Ultimately, many of her grievances are simply differences of opinion about how the Agency should address interoffice disputes. While her frustration is understandable, the Circuit has admonished that a "district judge does not sit as 'super-personnel department that reexamines an entity's business decisions.'" Fischbach v. D.C. Dep't of Corr., 86 F.3d 1180, 1183 (D.C. Cir. 1996) (quoting Dale v. Chi. Tribune Co., 797 F.2d 458, 464 (7th Cir. 1986)). Accordingly, this Court will not permit criticisms of the Agency's responses to workplace strife to be recharacterized as a retaliatory hostile work environment. See Clemmer, 2008 U.S. Dist. LEXIS 109595, at *51 ("[The plaintiff] may have preferred her employer to do more in its investigation, but its failure to conduct an inquiry to her satisfaction does not constitute an adverse action."); see also Douglas-Slade v. LaHood, 793 F. Supp. 2d 82, 101 (D.D.C. 2011) (complaints were, at base, about supervisor's management style, and "such assertions cannot support a hostile work environment claim"); Allen v. Napolitano, 774 F. Supp. 2d 186, 206 (D.D.C. 2011) (finding that "the majority of plaintiff's complaints relate to her immediate supervisor's management style," and "[b]eyond alleging less-than-ideal working conditions, plaintiff has not made sufficient allegations that defendant severely or pervasively altered and interfered with her employment"); Johnson v. Bolden, 699 F. Supp. 2d 295, 302 (D.D.C. 2010) ("[N]early all of plaintiff's allegations of a hostile work environment, even if taken as true, amount to nothing more than plaintiff's objections to the management style of [supervisors in] his chain of command.").

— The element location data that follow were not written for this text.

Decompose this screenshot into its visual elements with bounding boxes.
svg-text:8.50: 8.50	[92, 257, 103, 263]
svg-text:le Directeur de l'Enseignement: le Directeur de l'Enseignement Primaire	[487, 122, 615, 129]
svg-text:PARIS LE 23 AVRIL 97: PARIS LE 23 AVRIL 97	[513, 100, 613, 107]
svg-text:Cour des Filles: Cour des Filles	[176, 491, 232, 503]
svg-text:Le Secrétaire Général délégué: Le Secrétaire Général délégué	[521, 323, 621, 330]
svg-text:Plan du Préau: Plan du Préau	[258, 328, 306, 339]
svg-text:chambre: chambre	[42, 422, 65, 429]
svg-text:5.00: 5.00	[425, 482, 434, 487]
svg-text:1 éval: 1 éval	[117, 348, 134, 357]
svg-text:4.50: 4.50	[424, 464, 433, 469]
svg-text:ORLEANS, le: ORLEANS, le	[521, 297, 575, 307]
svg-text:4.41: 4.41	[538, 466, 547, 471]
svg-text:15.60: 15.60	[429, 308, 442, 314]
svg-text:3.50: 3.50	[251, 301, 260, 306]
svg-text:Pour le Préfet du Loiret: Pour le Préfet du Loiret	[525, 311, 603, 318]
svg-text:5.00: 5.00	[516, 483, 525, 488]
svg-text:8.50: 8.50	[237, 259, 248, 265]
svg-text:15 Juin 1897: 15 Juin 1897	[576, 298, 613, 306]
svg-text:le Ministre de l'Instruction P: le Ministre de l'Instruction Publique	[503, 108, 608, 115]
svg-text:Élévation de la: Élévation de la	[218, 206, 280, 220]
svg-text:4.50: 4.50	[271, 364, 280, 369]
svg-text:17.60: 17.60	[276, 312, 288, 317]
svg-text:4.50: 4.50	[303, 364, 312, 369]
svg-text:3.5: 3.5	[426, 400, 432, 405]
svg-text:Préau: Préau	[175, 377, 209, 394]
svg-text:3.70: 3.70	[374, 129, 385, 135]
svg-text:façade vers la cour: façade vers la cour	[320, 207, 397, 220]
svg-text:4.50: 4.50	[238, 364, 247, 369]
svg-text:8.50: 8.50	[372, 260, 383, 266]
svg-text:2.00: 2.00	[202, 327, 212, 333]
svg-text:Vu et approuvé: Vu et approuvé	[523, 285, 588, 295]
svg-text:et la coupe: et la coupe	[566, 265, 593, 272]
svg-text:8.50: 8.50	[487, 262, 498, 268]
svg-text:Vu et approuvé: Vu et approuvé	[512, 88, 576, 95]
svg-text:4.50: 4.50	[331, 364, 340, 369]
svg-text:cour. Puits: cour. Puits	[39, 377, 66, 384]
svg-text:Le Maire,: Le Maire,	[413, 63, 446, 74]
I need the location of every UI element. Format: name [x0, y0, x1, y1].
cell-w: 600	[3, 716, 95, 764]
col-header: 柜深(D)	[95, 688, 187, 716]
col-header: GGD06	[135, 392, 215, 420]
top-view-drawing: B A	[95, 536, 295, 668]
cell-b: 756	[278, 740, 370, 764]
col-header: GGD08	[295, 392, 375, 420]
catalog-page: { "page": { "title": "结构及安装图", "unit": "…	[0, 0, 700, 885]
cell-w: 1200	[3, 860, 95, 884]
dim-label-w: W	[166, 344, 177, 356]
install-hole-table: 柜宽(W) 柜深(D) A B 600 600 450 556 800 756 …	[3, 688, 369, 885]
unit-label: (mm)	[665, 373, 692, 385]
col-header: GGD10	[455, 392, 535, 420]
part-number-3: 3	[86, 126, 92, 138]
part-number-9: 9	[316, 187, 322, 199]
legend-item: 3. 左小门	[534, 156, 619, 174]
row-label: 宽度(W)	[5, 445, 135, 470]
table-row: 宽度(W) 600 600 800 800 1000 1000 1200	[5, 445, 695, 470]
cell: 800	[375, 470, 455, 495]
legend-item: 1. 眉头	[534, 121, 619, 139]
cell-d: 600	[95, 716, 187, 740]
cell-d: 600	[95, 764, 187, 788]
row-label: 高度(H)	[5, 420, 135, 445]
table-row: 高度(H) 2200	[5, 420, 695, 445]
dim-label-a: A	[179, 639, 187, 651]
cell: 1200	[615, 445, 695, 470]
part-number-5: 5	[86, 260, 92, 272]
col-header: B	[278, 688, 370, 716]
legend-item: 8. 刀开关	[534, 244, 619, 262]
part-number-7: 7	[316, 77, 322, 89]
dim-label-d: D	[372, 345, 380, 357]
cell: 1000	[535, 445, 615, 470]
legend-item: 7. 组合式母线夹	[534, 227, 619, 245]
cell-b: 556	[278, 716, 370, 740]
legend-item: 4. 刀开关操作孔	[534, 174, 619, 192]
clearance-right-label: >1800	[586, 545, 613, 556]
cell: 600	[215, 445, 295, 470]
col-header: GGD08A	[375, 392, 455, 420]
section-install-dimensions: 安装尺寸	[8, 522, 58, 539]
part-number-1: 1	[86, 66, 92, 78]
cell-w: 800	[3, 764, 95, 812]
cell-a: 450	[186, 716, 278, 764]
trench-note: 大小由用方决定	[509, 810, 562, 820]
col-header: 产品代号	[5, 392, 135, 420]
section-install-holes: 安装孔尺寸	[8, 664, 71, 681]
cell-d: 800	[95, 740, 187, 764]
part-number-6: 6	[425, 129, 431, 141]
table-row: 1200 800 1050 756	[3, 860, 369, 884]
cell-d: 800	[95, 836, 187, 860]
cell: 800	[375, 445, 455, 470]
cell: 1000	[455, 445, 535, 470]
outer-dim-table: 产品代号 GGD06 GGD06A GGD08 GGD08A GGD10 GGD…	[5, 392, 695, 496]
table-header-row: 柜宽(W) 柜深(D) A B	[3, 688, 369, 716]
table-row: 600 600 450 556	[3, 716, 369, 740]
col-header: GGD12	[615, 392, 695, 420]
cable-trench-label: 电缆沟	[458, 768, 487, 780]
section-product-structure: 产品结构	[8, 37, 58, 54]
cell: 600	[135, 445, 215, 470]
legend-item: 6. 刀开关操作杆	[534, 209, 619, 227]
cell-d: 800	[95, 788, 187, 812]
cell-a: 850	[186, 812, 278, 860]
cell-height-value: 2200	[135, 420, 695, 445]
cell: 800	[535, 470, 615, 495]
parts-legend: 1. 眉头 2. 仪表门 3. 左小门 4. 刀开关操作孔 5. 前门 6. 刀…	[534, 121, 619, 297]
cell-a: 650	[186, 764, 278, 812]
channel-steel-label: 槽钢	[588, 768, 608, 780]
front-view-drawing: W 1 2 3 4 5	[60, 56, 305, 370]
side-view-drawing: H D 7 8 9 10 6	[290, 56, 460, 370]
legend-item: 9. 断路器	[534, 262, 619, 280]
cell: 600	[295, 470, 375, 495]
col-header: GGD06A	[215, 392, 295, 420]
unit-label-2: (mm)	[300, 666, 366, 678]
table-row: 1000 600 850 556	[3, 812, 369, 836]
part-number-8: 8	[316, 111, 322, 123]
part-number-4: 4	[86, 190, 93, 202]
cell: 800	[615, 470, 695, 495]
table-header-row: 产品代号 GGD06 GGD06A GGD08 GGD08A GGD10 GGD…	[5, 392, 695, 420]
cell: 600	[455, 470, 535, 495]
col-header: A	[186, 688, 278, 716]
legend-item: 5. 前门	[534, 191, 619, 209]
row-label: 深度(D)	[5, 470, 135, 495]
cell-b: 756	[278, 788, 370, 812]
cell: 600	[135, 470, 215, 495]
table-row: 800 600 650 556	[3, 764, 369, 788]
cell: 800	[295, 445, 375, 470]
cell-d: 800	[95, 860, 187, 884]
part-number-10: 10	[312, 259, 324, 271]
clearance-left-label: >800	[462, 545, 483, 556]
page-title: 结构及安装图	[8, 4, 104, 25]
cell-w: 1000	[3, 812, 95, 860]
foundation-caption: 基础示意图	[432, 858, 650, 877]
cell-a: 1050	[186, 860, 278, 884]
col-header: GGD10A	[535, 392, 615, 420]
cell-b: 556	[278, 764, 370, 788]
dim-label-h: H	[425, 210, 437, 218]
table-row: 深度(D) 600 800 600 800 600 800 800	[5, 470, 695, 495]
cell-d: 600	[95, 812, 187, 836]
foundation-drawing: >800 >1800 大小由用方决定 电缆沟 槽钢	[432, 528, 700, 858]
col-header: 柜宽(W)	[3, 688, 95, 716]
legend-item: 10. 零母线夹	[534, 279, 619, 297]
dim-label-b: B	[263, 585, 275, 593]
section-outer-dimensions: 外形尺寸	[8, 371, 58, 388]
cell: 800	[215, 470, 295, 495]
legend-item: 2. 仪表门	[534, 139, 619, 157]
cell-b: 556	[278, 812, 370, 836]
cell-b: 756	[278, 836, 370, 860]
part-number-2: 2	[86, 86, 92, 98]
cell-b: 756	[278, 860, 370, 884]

Finally, it is worth noting that Count II is premised on an unprovable proposition, i.e., if the Agency had taken different corrective action in response to her complaints and done more to enforce the Agency's rules, the offensive behavior she encountered would not have occurred. First, as this Court noted in its prior opinion, plaintiff cannot claim under Title VII that defendant is obligated to respond to complaints and take corrective action where warranted to ensure plaintiff has a "positive and productive work environment." (Pl.'s Opp. at 21 (citing PBGC "workplace rules") (emphasis added); see id. at 22 ("Defendant has repeatedly failed to apply its workplace rules to protect the Plaintiff in the workplace, violating its own policy . . . .").) Contrary to plaintiff's belief, Title VII is not "'a general civility code for the American workplace.'" Burlington N. & Santa Fe Ry. Co. v. White, 548 U.S. 53, 68 (2006) (quoting Oncale v. Sundowner Offshore Services, Inc., 523 U.S. 75, 80 (1998)).

Baird, 744 F. Supp. 2d at 289-90 (omission in original). Second, much of the rancor at the PBGC reflected a work environment rife with litigation, long-running arbitrations, and bitter labor battles among union members and with management. (See supra note 5.) While we can hope that all employers succeed in promoting a harmonious environment, the failure to do so should not mean that the employer is liable under Title VII for a retaliatory hostile work environment.

CONCLUSION

For the foregoing reasons, the Court grants defendant's motion to dismiss. A separate order accompanies this Memorandum Opinion.